Column name: genesymbols
Column type: text, multiple values comma delimited
Description: gene symbols as originally listed in Morbid Map
Example: CYP17A1, CYP17, P450C17

Notes

Column number: 3

Column name: locus
Column type: text
Description: gene locus as originally listed in Morbid Map
Example: 10q24.3

Notes

Column number: 4

Column name: diseaseomimid
Column type: integer
Description: OMIMID extracted from title column in Morbid Map (see Column 1 above)
Example: 202110

Notes This omim identifier usually refers to a record describing a disease phenotype; it is a descriptive entry that does not refer to a unique locus.

See [1].

Column number: 5

Column name: diseasetag
Column type: string ((1), (2) or (3))
Description: evidence code extracted from title column in Morbid Map (see Column 1 above)
Example: (3)

Notes

Only entries with (3) in this column have been mapped to a disease group (see column 7). For explanation of disease tags see [2]

Column number: 6

Column name: geneid
Column type: integer
Description: EntrezGene identifier
Example: 64087

Notes

Cross-reference to EntrezGene (see [3]). The file used to mine for geneids is gene_info file at [4]. In some cases, a zero will appear in this column if a mapping to an EntrezGene identifier could not be made using the gene names provided by Morbid Map (see Column 2 above).

Column number: 7

Column name: digid
Column type: integer
Description: Disease Group identifier
Example: 1

Notes

The whole point of the table.

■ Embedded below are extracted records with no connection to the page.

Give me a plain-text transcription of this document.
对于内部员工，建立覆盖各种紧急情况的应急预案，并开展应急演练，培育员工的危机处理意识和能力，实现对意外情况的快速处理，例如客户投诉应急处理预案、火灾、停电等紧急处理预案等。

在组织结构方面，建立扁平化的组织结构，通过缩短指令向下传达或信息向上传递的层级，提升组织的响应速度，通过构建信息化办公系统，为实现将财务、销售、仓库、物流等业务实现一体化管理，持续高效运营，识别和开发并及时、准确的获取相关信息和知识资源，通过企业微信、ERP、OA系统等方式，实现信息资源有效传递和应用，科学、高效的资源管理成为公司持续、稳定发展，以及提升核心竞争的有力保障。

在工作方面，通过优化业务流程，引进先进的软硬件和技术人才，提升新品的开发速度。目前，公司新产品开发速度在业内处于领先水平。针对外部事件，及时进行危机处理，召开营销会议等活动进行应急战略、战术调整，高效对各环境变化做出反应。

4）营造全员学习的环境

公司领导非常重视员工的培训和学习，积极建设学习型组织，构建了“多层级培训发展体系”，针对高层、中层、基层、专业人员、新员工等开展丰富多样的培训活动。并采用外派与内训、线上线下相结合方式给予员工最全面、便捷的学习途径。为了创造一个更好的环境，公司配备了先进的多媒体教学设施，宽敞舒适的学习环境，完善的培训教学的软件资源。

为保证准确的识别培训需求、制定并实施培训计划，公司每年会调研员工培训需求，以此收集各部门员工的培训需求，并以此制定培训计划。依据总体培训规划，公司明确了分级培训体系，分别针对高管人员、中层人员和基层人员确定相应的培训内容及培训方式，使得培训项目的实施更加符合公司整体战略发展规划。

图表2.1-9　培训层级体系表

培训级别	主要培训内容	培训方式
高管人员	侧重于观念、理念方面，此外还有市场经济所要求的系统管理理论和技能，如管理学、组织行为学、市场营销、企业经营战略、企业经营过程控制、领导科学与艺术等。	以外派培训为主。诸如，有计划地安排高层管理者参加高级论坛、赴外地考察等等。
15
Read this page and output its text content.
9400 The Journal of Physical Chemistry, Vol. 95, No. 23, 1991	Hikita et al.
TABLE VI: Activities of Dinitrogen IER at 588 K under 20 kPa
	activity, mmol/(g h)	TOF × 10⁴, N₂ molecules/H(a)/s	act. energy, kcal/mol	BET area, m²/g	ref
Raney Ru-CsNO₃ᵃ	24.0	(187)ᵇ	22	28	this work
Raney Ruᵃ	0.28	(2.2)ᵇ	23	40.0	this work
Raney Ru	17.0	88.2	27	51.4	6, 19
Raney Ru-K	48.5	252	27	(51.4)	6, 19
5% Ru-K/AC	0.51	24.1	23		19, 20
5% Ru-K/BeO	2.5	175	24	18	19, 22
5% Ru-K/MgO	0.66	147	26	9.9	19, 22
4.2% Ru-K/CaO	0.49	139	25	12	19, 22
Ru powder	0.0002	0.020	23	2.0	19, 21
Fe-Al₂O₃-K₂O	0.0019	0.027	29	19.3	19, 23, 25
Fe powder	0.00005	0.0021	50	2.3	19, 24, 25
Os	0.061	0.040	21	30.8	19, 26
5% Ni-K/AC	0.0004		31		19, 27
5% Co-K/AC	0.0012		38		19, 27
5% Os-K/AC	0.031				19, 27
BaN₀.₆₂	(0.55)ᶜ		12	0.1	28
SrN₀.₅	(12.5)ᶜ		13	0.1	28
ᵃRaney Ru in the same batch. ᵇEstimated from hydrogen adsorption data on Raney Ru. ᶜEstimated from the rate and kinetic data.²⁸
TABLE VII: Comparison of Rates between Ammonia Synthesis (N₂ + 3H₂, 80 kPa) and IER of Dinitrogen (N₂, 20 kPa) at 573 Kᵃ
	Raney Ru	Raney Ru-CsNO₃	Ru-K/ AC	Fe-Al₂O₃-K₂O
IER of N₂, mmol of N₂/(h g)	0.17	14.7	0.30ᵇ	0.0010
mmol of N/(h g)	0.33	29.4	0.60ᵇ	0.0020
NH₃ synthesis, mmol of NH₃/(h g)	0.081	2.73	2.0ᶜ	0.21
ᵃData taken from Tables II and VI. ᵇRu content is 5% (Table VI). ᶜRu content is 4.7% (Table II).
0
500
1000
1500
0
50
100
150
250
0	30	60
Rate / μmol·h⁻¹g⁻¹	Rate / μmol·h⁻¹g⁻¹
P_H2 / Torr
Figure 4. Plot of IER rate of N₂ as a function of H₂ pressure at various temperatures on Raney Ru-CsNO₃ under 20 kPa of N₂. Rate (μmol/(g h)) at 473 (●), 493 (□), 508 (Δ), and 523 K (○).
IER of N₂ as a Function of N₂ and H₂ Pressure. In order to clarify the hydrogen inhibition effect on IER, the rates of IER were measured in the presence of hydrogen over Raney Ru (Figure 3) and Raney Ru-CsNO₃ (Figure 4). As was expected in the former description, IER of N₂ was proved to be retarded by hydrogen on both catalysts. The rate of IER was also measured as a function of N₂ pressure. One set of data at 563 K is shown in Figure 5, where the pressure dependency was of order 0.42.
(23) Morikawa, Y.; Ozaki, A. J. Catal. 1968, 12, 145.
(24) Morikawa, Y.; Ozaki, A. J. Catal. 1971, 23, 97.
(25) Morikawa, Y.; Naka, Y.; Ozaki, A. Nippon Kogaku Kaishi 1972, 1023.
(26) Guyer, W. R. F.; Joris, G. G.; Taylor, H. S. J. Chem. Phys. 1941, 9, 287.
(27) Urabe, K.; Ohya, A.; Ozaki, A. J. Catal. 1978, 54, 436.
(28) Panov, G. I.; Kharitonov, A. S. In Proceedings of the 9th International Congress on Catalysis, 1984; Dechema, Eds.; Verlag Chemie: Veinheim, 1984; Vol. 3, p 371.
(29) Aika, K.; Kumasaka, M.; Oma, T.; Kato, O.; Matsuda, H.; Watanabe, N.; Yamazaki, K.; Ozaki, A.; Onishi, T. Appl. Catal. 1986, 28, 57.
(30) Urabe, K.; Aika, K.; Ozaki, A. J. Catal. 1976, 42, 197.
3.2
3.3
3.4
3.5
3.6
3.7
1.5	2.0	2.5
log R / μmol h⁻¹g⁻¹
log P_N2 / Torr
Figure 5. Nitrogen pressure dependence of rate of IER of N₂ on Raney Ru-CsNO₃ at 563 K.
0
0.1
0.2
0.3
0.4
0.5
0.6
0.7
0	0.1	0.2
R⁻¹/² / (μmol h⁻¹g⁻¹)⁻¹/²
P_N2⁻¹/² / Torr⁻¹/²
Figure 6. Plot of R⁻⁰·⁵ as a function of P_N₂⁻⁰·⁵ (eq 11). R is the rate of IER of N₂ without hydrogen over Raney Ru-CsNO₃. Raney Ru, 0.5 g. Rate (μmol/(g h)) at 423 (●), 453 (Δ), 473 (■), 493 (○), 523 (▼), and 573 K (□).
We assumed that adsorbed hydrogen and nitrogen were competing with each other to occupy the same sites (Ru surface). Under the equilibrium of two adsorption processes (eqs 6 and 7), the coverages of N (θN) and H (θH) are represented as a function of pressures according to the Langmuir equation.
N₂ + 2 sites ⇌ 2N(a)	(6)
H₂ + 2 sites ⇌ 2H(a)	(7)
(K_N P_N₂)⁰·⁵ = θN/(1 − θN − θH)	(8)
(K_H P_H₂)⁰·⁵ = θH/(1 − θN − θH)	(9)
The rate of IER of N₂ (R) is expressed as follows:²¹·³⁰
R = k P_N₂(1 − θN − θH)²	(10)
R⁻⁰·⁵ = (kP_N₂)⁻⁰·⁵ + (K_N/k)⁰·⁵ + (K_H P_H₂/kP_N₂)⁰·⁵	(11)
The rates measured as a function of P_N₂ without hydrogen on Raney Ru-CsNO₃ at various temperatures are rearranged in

This identifier is not stable between releases of DiG. Entries with identical DiG identifiers are deemed to belong to a set of phenotypically-related diseases (and genes).


Column number: 8

Column name: mantitle
Column type: text
Description: manually created title
Example: 17,20-lyase deficiency, isolated, 202110 (3)

Notes

In some rare cases, titles provided by Morbid Map could not be properly processed by the text matching process. These titles were manually re-written to avoid these problems. In most cases, the text in this column is identical to that in column 1. See http://irefindex/wiki/DiG:_Disease_groups for details. All these manual changes can be propagated from release to release. Note that the manual titles are not guaranteed to contain OMIM identifiers and evidence codes.


Column number: 9

Column name: geneomimid
Column type: integer
Description: omim identifier as originally listed in Morbid Map
Example: 609300

Notes

This omim identifier usually refers to a record describing a gene.